Parecería que la impunidad en Ecuador garantiza fama y fortuna en las más altas esferas del gobierno a los mal llamados ‘vivos’, es decir, a los autores, cómplices y encubridores de la corrupción. Para sus allegados, el botín político asegura, además, puestos estables bien remunerados que financiamos todos los ecuatorianos.
Diariamente la familia ecuatoriana desayuna escándalos de audacia y cinismo a través de los medios de comunicación, mientras hace milagros en la hipotecada economía para dar de comer a sus hijos, víctimas de la violencia, el abuso y el desempleo, absortos e impotentes al mal ejemplo que reciben las futuras generaciones.
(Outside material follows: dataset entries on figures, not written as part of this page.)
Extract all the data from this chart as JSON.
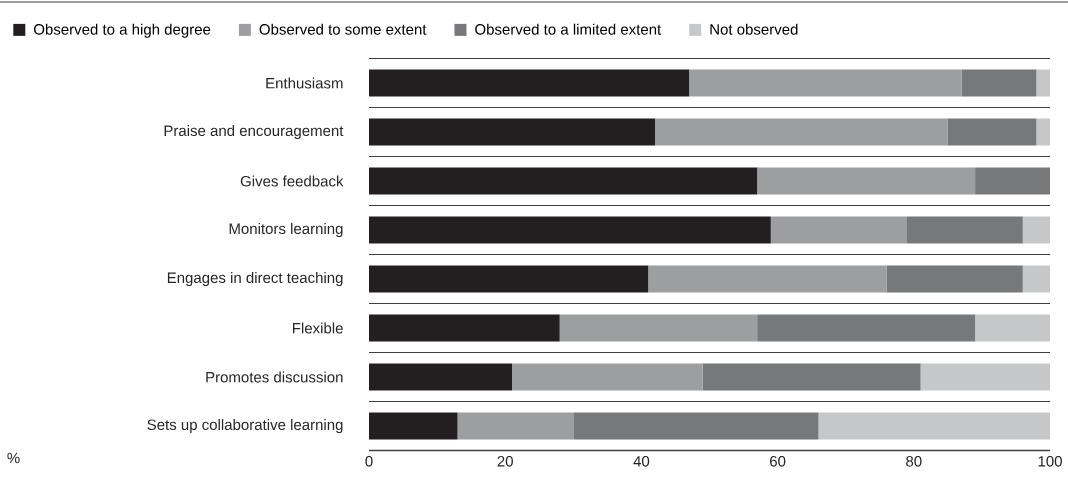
{
  "chart_data": {
    "type": "bar",
    "orientation": "horizontal",
    "stacked": true,
    "categories": [
      "Enthusiasm",
      "Praise and encouragement",
      "Gives feedback",
      "Monitors learning",
      "Engages in direct teaching",
      "Flexible",
      "Promotes discussion",
      "Sets up collaborative learning"
    ],
    "series": [
      {
        "name": "Observed to a high degree",
        "color": "#231f20",
        "values": [
          47,
          42,
          57,
          59,
          41,
          28,
          21,
          13
        ]
      },
      {
        "name": "Observed to some extent",
        "color": "#9d9e9f",
        "values": [
          40,
          43,
          32,
          20,
          35,
          29,
          28,
          17
        ]
      },
      {
        "name": "Observed to a limited extent",
        "color": "#77787a",
        "values": [
          11,
          13,
          11,
          17,
          20,
          32,
          32,
          36
        ]
      },
      {
        "name": "Not observed",
        "color": "#c6c7c8",
        "values": [
          2,
          2,
          0,
          4,
          4,
          11,
          19,
          34
        ]
      }
    ],
    "annotations": [
      "%"
    ],
    "xlim": [
      0,
      100
    ],
    "xticks": [
      0,
      20,
      40,
      60,
      80,
      100
    ],
    "grid": "y",
    "legend": "top"
  }
}
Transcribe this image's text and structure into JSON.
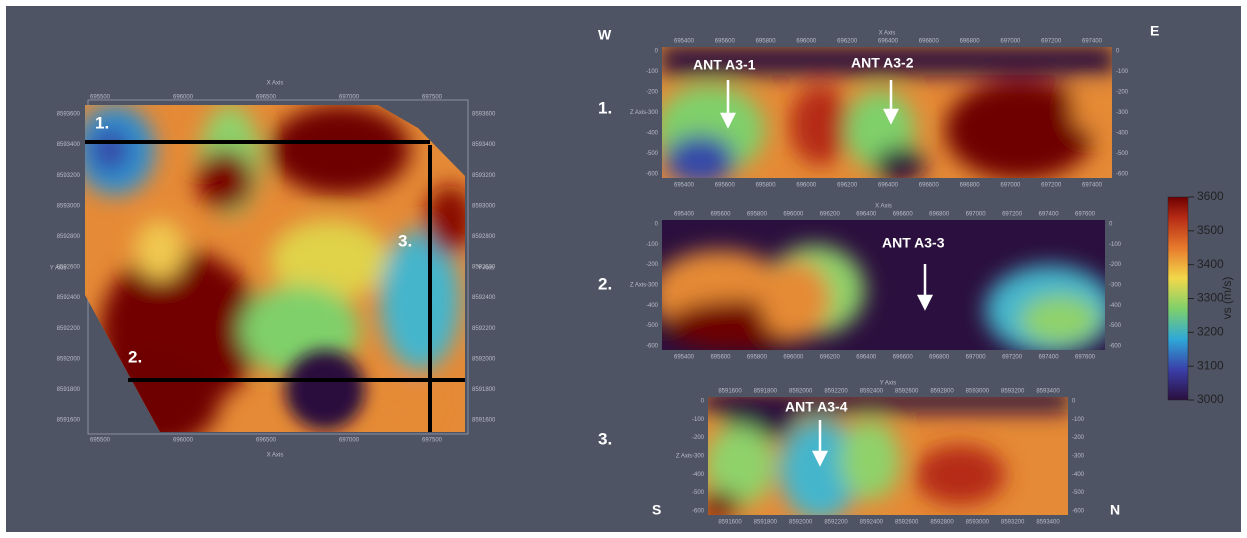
{
  "map": {
    "x_axis_title": "X Axis",
    "y_axis_title": "Y Axis",
    "x_ticks": [
      "695500",
      "696000",
      "696500",
      "697000",
      "697500"
    ],
    "y_ticks": [
      "8593600",
      "8593400",
      "8593200",
      "8593000",
      "8592800",
      "8592600",
      "8592400",
      "8592200",
      "8592000",
      "8591800",
      "8591600"
    ],
    "line_labels": [
      "1.",
      "2.",
      "3."
    ]
  },
  "compass": {
    "west": "W",
    "east": "E",
    "south": "S",
    "north": "N"
  },
  "sections": [
    {
      "label": "1.",
      "x_axis_title": "X Axis",
      "z_axis_title": "Z Axis",
      "annotations": [
        "ANT A3-1",
        "ANT A3-2"
      ],
      "x_ticks": [
        "695400",
        "695600",
        "695800",
        "696000",
        "696200",
        "696400",
        "696600",
        "696800",
        "697000",
        "697200",
        "697400"
      ],
      "depth_ticks": [
        "0",
        "-100",
        "-200",
        "-300",
        "-400",
        "-500",
        "-600"
      ]
    },
    {
      "label": "2.",
      "x_axis_title": "X Axis",
      "z_axis_title": "Z Axis",
      "annotations": [
        "ANT A3-3"
      ],
      "x_ticks": [
        "695400",
        "695600",
        "695800",
        "696000",
        "696200",
        "696400",
        "696600",
        "696800",
        "697000",
        "697200",
        "697400",
        "697600"
      ],
      "depth_ticks": [
        "0",
        "-100",
        "-200",
        "-300",
        "-400",
        "-500",
        "-600"
      ]
    },
    {
      "label": "3.",
      "x_axis_title": "Y Axis",
      "z_axis_title": "Z Axis",
      "annotations": [
        "ANT A3-4"
      ],
      "x_ticks": [
        "8591600",
        "8591800",
        "8592000",
        "8592200",
        "8592400",
        "8592600",
        "8592800",
        "8593000",
        "8593200",
        "8593400"
      ],
      "depth_ticks": [
        "0",
        "-100",
        "-200",
        "-300",
        "-400",
        "-500",
        "-600"
      ]
    }
  ],
  "colorbar": {
    "title": "vs (m/s)",
    "range": [
      3000,
      3600
    ],
    "ticks": [
      3000,
      3100,
      3200,
      3300,
      3400,
      3500,
      3600
    ]
  }
}
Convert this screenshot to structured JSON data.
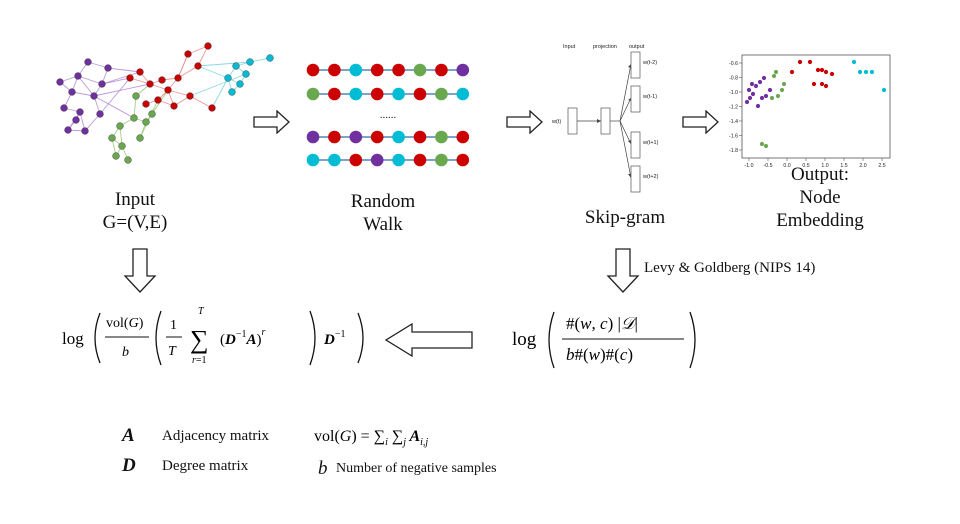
{
  "input": {
    "line1": "Input",
    "line2": "G=(V,E)"
  },
  "random_walk": {
    "line1": "Random",
    "line2": "Walk",
    "ellipsis": "......"
  },
  "skipgram": {
    "label": "Skip-gram",
    "col_input": "Input",
    "col_projection": "projection",
    "col_output": "output",
    "center_word": "w(t)",
    "outputs": [
      "w(t-2)",
      "w(t-1)",
      "w(t+1)",
      "w(t+2)"
    ]
  },
  "output": {
    "line1": "Output:",
    "line2": "Node",
    "line3": "Embedding"
  },
  "reference": "Levy & Goldberg (NIPS 14)",
  "legend": {
    "a_symbol": "A",
    "a_text": "Adjacency matrix",
    "d_symbol": "D",
    "d_text": "Degree matrix",
    "b_symbol": "b",
    "b_text": "Number of negative samples"
  },
  "walk_colors": {
    "red": "#cc0000",
    "green": "#6aa84f",
    "cyan": "#00bcd4",
    "purple": "#7030a0"
  },
  "scatter": {
    "x_ticks": [
      "-1.0",
      "-0.5",
      "0.0",
      "0.5",
      "1.0",
      "1.5",
      "2.0",
      "2.5"
    ],
    "y_ticks": [
      "-0.6",
      "-0.8",
      "-1.0",
      "-1.2",
      "-1.4",
      "-1.6",
      "-1.8"
    ]
  }
}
¿Viveza? ¡No! Apenas delincuencia común disfrazada de revolución, impulsada por quienes en una década tiraron sus vidas a la basura con la honra de sus descendientes, miserables prófugos de las coimas, sobreprecios y sobornos, de la compra fatua, del sobresalto en el sueño y de las urgentes necesidades de corto plazo. Pobres, pero tan pobres, que solo hicieron dinero, mal habido por supuesto.
Vivos e inteligentes son los ecuatorianos decentes que construyen la existencia con principios y valores. Aquellos que saben que hay que recuperar la institucionalidad ética del país como prioridad suprema y la confianza permanente de su gente.
Llegó el momento de afirmar que un gramo de trabajo honesto vale más que la picardía con plumas de pavo real. Lo mejor de Ecuador son los buenos ecuatorianos.